Monsoon ends but good news
THE INDIAN EXPRESS
[SEPTEMBER 18, 2002]
New Delhi, September 17: The unexpected burst of September rain just before the monsoon withdrew from the plains has cut back the rainfall deficit to just -18%—a far cry from the -30% figure being quoted at the end of July. The spell of rain has also improved levels at the country’s 70 reservoirs, and is expected to weave a spell of good over the Rabi crop as well.
According to the India Meteorological Department (IMD), the monsoon revived considerably in August and in the first week of September. In the week ending September 13, the cumulative rainfall improved by 1% as compared to the previous week.
The reservoirs are a lot fuller than they were last month: at 130.55 billion cubic metres, the reservoirs are now at 51% of their capacity. It’s still not as healthy as the 87% figure of last year, but better than at the end of July, when that figure was 50% of last year’s average.

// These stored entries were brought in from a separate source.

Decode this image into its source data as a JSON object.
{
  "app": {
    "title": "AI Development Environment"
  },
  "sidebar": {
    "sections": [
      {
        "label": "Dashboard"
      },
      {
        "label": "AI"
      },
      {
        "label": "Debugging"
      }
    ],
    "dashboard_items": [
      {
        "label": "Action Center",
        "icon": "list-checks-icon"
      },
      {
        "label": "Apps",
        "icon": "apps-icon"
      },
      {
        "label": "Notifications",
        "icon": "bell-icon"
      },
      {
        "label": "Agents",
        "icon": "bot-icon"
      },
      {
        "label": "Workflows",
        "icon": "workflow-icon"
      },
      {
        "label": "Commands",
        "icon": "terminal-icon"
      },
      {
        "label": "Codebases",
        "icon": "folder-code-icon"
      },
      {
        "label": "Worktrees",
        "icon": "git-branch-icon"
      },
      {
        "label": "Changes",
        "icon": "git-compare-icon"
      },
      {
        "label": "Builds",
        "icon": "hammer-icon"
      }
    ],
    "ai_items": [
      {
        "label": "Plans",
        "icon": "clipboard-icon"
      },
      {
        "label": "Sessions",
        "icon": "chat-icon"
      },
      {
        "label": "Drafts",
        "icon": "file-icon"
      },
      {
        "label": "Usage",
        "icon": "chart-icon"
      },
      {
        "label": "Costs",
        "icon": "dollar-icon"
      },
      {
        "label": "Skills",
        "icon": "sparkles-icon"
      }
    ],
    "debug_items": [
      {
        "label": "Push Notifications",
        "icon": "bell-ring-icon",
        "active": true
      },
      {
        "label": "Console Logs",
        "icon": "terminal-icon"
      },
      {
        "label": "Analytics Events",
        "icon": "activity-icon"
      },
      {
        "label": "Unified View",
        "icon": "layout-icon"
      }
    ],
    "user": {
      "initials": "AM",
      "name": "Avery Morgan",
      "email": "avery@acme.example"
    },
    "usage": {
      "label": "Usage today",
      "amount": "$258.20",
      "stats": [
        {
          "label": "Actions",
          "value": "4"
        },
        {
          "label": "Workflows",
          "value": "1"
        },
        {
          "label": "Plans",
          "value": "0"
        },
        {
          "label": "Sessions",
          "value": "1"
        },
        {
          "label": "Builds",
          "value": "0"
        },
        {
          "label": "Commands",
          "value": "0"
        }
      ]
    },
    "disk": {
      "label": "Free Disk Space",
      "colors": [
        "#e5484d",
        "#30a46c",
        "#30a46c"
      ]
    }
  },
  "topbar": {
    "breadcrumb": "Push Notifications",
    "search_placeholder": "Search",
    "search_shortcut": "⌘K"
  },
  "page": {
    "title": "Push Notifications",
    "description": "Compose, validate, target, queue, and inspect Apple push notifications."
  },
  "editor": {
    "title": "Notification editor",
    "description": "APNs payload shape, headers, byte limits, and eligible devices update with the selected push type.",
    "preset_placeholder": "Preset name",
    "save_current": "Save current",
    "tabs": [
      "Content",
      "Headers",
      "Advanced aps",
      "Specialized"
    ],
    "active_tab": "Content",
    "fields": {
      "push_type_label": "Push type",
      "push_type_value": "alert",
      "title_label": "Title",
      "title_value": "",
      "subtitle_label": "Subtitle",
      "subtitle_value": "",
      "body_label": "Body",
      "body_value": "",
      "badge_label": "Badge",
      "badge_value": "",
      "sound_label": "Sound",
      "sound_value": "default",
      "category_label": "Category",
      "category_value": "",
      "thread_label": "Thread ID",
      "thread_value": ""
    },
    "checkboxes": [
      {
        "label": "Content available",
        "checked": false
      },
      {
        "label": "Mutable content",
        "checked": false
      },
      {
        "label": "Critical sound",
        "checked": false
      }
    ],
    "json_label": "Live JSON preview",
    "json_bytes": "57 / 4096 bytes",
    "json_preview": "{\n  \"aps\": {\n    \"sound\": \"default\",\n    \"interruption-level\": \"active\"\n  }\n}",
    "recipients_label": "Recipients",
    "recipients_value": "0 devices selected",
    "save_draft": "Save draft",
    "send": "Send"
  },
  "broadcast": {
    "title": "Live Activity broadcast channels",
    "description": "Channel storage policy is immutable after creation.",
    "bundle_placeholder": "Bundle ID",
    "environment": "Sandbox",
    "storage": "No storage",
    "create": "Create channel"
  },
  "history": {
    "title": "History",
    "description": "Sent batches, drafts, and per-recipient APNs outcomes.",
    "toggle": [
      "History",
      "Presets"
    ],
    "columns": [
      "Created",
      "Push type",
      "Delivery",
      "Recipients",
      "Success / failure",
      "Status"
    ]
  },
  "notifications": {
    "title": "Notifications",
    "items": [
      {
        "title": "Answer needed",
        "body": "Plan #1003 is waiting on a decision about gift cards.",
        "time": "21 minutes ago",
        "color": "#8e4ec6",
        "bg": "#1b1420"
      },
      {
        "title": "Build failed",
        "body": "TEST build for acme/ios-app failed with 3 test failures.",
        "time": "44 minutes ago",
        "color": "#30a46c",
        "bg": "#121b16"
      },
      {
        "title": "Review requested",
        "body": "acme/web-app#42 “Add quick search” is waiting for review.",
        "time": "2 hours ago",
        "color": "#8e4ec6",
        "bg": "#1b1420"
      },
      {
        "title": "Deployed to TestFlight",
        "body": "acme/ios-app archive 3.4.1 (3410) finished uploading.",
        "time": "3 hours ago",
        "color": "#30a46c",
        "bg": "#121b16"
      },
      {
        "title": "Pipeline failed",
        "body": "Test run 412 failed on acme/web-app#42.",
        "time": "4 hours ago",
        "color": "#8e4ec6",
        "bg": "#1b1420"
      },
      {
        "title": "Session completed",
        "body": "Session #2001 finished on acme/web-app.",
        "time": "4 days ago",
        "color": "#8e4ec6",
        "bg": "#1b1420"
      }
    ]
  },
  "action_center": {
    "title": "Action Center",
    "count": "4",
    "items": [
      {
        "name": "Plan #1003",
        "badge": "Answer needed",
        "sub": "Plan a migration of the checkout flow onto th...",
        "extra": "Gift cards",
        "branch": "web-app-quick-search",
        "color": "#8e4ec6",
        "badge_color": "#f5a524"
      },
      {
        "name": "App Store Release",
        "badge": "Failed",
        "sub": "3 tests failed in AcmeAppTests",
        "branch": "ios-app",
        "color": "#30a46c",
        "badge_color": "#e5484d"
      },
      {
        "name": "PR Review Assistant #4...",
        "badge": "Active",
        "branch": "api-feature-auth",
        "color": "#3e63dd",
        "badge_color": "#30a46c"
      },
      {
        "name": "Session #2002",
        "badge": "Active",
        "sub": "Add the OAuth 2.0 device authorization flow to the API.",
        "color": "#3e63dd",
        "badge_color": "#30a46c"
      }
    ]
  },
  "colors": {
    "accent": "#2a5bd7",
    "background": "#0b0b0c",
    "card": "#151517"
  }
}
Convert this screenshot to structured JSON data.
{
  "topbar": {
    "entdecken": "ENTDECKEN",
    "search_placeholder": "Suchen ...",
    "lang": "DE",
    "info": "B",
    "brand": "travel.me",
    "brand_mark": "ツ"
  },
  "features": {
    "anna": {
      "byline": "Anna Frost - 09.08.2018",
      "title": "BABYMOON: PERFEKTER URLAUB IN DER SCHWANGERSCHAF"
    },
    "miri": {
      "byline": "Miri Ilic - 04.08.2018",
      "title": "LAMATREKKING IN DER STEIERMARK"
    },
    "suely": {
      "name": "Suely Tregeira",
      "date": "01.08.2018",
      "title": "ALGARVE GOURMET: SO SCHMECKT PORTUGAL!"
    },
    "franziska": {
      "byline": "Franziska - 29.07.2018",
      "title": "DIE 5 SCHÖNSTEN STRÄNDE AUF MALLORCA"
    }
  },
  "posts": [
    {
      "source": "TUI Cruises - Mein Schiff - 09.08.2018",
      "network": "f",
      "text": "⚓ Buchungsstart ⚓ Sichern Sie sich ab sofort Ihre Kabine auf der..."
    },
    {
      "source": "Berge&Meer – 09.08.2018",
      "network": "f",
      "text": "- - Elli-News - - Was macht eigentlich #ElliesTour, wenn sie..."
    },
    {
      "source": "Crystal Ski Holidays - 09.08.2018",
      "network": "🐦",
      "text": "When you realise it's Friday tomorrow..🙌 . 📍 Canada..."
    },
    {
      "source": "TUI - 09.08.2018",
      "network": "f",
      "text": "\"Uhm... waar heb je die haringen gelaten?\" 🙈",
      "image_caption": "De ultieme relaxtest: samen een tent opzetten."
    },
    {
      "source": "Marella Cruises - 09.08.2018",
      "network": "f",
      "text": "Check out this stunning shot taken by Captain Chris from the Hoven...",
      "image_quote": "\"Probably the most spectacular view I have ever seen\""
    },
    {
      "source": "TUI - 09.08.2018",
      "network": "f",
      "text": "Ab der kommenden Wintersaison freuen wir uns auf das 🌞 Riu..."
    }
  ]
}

While there’s still concern over the state of the bajra and jowar crops, paddy and sugarcane are on the road to revival. But Agriculture minister Ajit Singh warned that "even though sugarcane has been sown to its full area, the productivity will suffer by at least 10% because July rains are essential".
The soyabean crop in Madhya Pradesh has revived as well. The groundnut in Rayalseema in Andhra Pradesh is still suffering from moisture stress, but the crop is normal in Gujarat.
Overall, however, there’s still a 20% deficiency in the crops being sown. The Central teams are still spread across states, verifying their claims for drought aid. The Centre is likely to revise its allocations after these visits are completed.
What caused this late spell? According to the IMD, a low pressure area formed on September 8 over the northwest Bay of Bengal and Orissa. It remained stationary till September 10 and then moved over to Chhattisgarh and neighbourhood, bringing rain to chunks of Central and North India. By September 14, the rains had reached western Uttar Pradesh.